THE PERSISTENT ERUPTOR
Dukono has been in continuous eruption since 1933 — over nine decades of near-daily activity. It is one of only a handful of volcanoes worldwide in this 'persistently active' category, alongside Stromboli in Italy and Yasur in Vanuatu.
WHY HALMAHERA
Halmahera sits at one of the most complex tectonic intersections on Earth — the Molucca Sea Plate is being subducted in two opposite directions simultaneously, beneath both the Philippine Sea Plate to the east and the Sunda Plate to the west.
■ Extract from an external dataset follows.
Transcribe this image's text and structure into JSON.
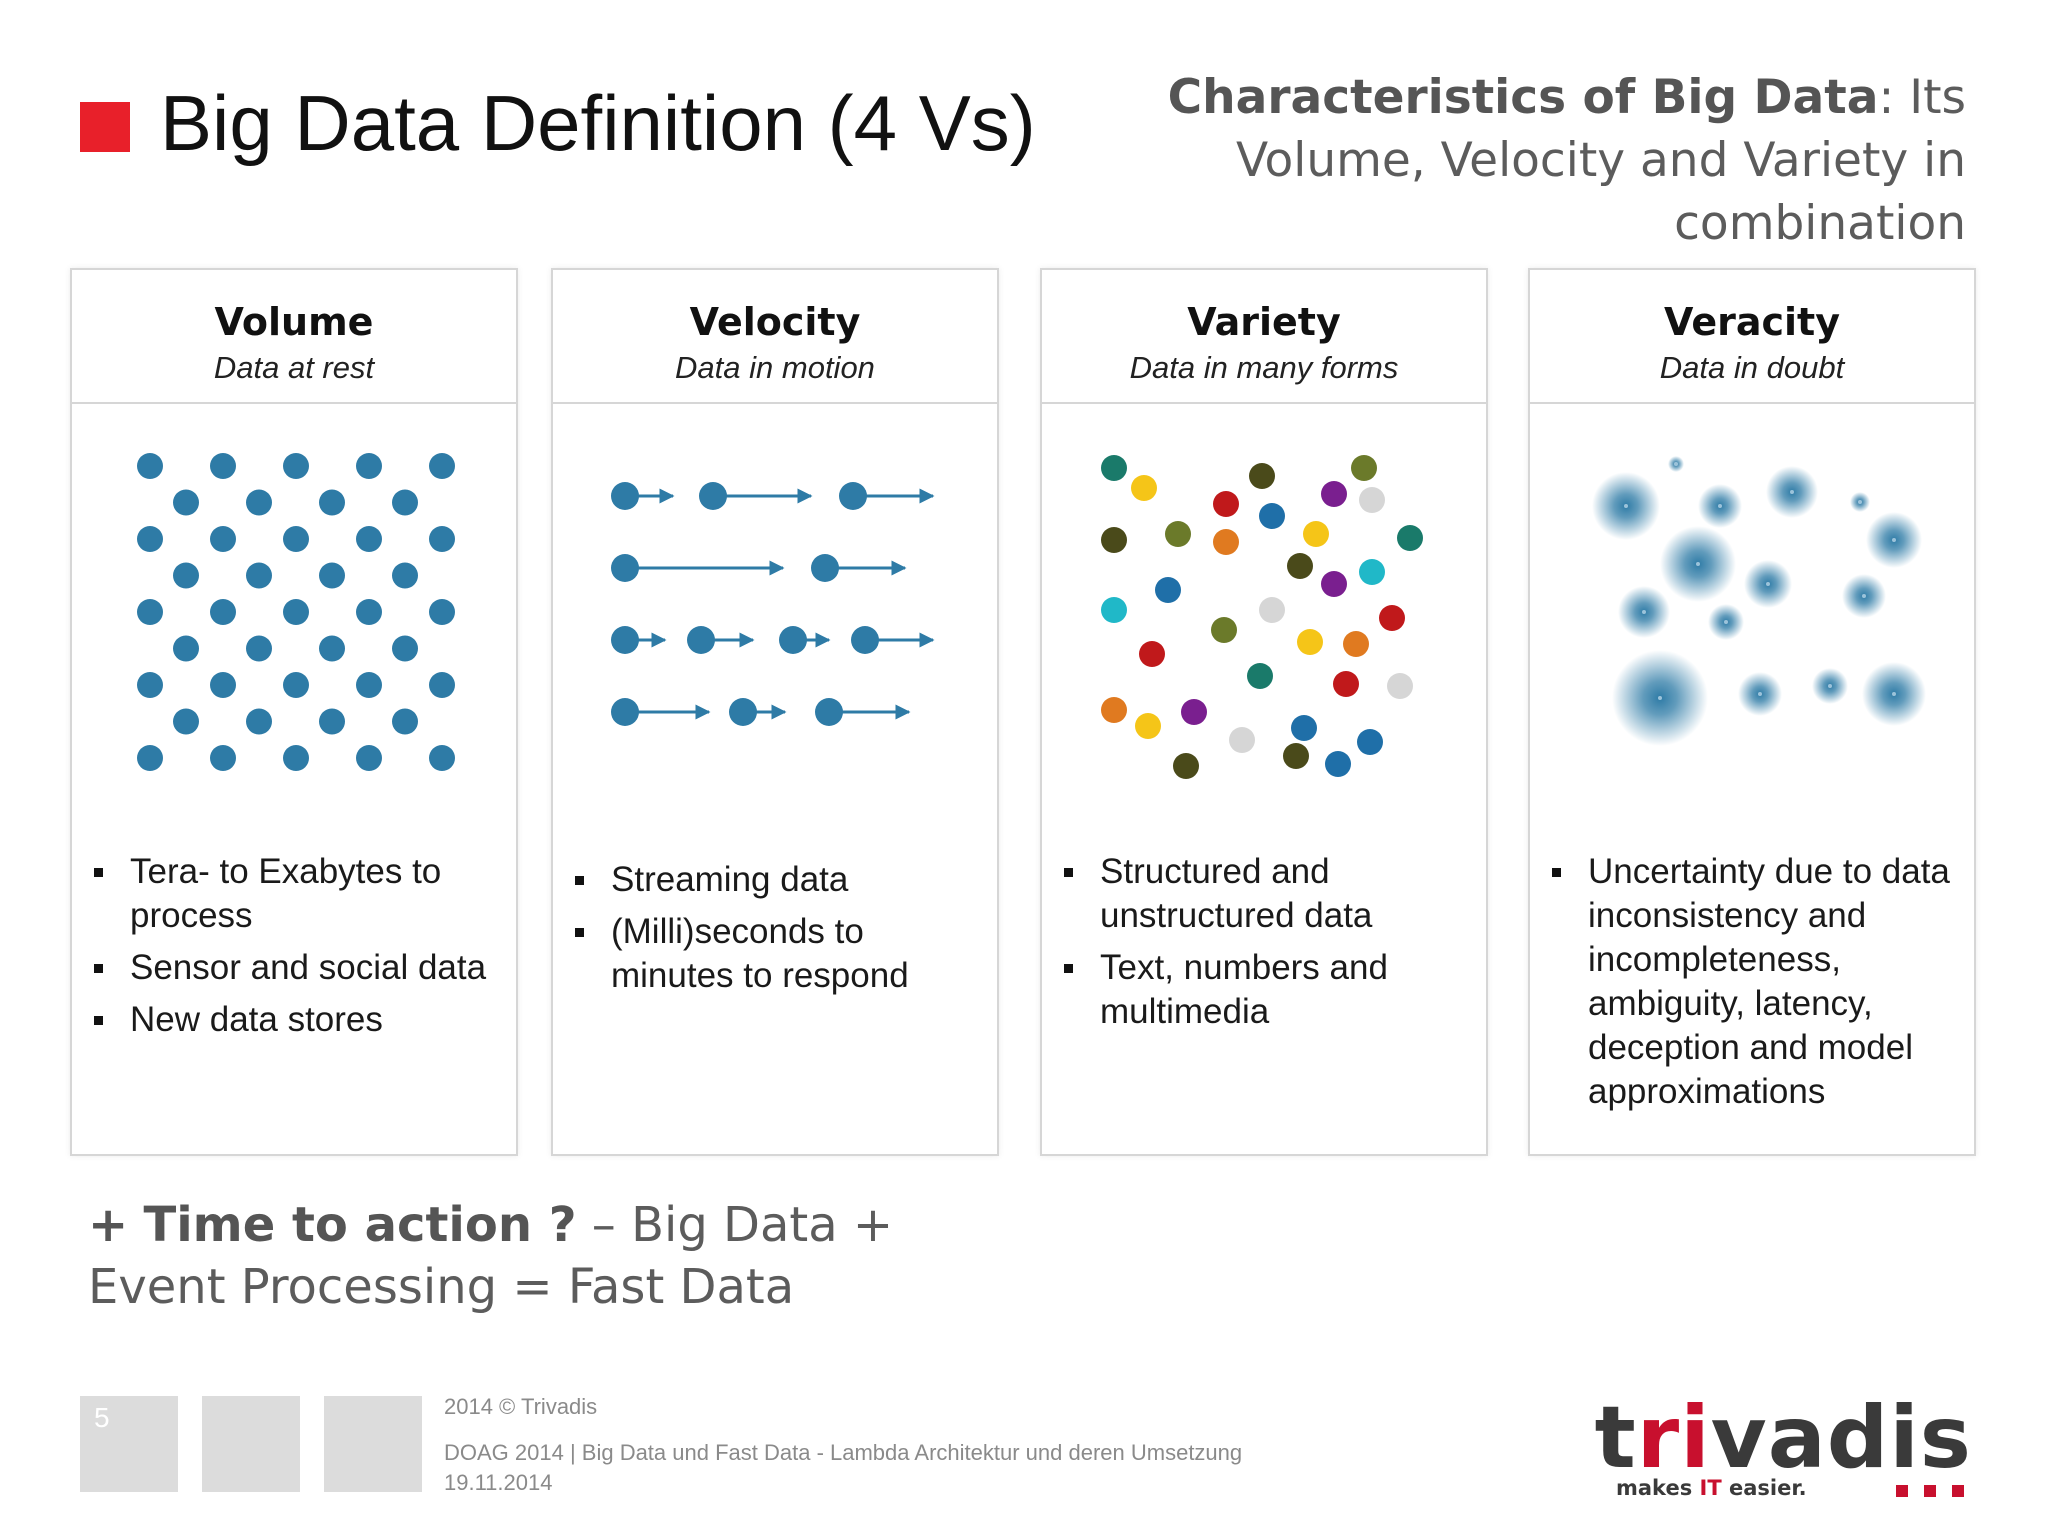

Nowhere else on the planet does a plate get consumed from both sides at once.
THE RING OF FIRE
Indonesia hosts 127 active volcanoes — roughly 13% of the world's total — more than any other country. The archipelago sits along the western arc of the Pacific Ring of Fire, where 90% of Earth's earthquakes and 75% of its volcanoes occur.
WHY HIKERS DIE EVEN ON 'SMALL' ERUPTIONS
Most volcano fatalities are not from lava. Pyroclastic density currents — superheated gas and ash moving at 100+ km/h — and ballistic ejecta (rocks thrown kilometers from the vent) kill faster than any escape is possible. A persistently active volcano with 200 eruptions in two months is firing these projectiles continuously.
THE VEI SCALE
The Volcanic Explosivity Index runs 0 to 8, logarithmic — each step is roughly 10× more ejecta than the last. Dukono's persistent activity registers VEI 1-2; Krakatoa 1883 was a 6; Tambora 1815, also Indonesian, was a 7 and triggered the 'Year Without a Summer' that caused famines from New England to Yunnan.
THE WARNING SYSTEM
Indonesia's PVMBG (Center for Volcanology and Geological Hazard Mitigation) maintains a four-level alert system — Normal, Advisory, Watch, Warning. Dukono has sat at Level II (Advisory) for years, with a 3 km exclusion zone. The closure since April 17 reflects elevated activity, but persistent eruptors blur the line between baseline and crisis.